Personally, I try to be open-minded, but I would say I swing about 60% towards "believer" more than "sceptic". Take ghosts, for instance. Intelligent, rational people see them, and they try to rule out all the possibilities themselves, but at the end of a day, if a ghost is in front of you, there's a ghost in front of you.

 

Just because not everyone has seen one doesn't mean they don't exist. That doesn't mean we know what they are. Comforting though it may be to think they're proof of an afterlife, the truth is they could be anything, from pure "images" to beings on a different frequency. In fact, one day, I'm sure they will be scientifically proven to exist.

 

This is the thing - reality is stranger than fiction. Many physicists and cosmologists theorise that many dimensions exists - up to 11. Is it really so far-fetched to think that what we call "ghosts" may exist in one of them, very occasionally blending into our world?

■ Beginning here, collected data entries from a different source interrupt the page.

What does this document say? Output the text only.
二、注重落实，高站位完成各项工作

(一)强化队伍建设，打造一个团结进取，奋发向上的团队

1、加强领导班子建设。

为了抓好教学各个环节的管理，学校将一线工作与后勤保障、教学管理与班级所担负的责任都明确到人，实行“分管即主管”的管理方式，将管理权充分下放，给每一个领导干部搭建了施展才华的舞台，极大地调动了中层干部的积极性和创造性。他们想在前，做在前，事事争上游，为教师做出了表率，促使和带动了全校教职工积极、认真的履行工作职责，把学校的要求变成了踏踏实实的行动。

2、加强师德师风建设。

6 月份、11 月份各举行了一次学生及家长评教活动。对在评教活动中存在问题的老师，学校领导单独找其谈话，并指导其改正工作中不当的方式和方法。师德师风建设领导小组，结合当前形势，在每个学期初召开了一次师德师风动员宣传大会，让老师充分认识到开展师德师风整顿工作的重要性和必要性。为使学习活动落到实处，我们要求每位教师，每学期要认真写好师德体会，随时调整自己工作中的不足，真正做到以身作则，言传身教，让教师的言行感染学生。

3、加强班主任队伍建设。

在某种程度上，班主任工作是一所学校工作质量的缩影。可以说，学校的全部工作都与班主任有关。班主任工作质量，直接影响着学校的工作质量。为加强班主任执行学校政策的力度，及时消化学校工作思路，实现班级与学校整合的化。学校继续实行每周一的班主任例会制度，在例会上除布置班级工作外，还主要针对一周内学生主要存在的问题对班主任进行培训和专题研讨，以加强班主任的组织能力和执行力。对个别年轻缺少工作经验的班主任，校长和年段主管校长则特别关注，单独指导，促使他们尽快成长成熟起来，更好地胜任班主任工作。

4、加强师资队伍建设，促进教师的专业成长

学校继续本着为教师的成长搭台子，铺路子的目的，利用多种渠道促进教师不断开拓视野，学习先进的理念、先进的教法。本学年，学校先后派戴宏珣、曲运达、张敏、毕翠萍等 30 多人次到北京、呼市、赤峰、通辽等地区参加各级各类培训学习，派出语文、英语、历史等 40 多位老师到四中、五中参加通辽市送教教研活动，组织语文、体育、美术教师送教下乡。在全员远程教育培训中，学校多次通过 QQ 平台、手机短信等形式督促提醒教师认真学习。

Incidentally, my theory is they do not "haunt" houses, and as such, films about hauntings have got the wrong idea (but that's just my theory).

 

As for UFOs (specifically that they are alien craft), whilst we don't know exactly what they are, I do believe there is quite a lot of evidence that they are something extraordinary, and that the masses (perhaps through fear) don't really want to see it. Of course, this evidence may be no more than the governments wanting us to believe in aliens, although I find that more sinister than them actually being so.

Posted

It's not irrational to be sceptical. There are no ghosts. There is no evidence behind it. Ghosts are people jumping to an irrational explanation because they misinterpret or don't understand what is happening to them.

 

Everyone says they see a ghost, because they have no other explanation. A lack of explanation is not proof. It could be a magic unicorn trying to mess with you as much as it could be a ghost.

Posted (edited)

I want to believe. So very badly, but it's all pretty much bullshit. If you want to see a scary monster, go read the newspaper. There are stories about real monsters in there every day.

Edited by Guy
Posted
We looked into all the possibilities, and I can definitely confirm it wasn't an animal. No animal makes noises like that. It definitely wasn't the wind, and if it was someone playing a prank, my dogs would've heard them entering (we have a large gate at the front of our house that makes a shit load of noise when opened, and the whole perimeter of the house is surrounded by a mesh fence).

 

No, you don't think it was animals.

 

Actually, that said, an animal or a just a creaky old house is no where near as likely as evidence-free ghosts. How foolish of me.

Posted
It's not irrational to be sceptical. There are no ghosts. There is no evidence behind it. Ghosts are people jumping to an irrational explanation because they misinterpret or don't understand what is happening to them.

 

Everyone says they see a ghost, because they have no other explanation. A lack of explanation is not proof. It could be a magic unicorn trying to mess with you as much as it could be a ghost.

 

But people don't see unicorns, do they? They don't see fairies or dragons either. We know what does exist and we know what doesn't exist - it's the things people aren't sure about that are the mystery.

 

How are you so sure ghost sightings can always be explained by something else?

Posted
Personally, I try to be open-minded, but I would say I swing about 60% towards "believer" more than "sceptic". Take ghosts, for instance. Intelligent, rational people see them, and they try to rule out all the possibilities themselves, but at the end of a day, if a ghost is in front of you, there's a ghost in front of you.

 

That's not keeping an open mind, though - that's being gullible. Keeping an open mind is basing what you believe on what the current evidence tells us (namely, there are no ghosts), but being prepared to change when there is evidence for them.

Posted
But people don't see unicorns, do they? They don't see fairies or dragons either. We know what does exist and we know what doesn't exist - it's the things people aren't sure about that are the mystery.

 

How are you so sure ghost sightings can always be explained by something else?

 

why are you so quick to claim ghost when you don't know why something's happened?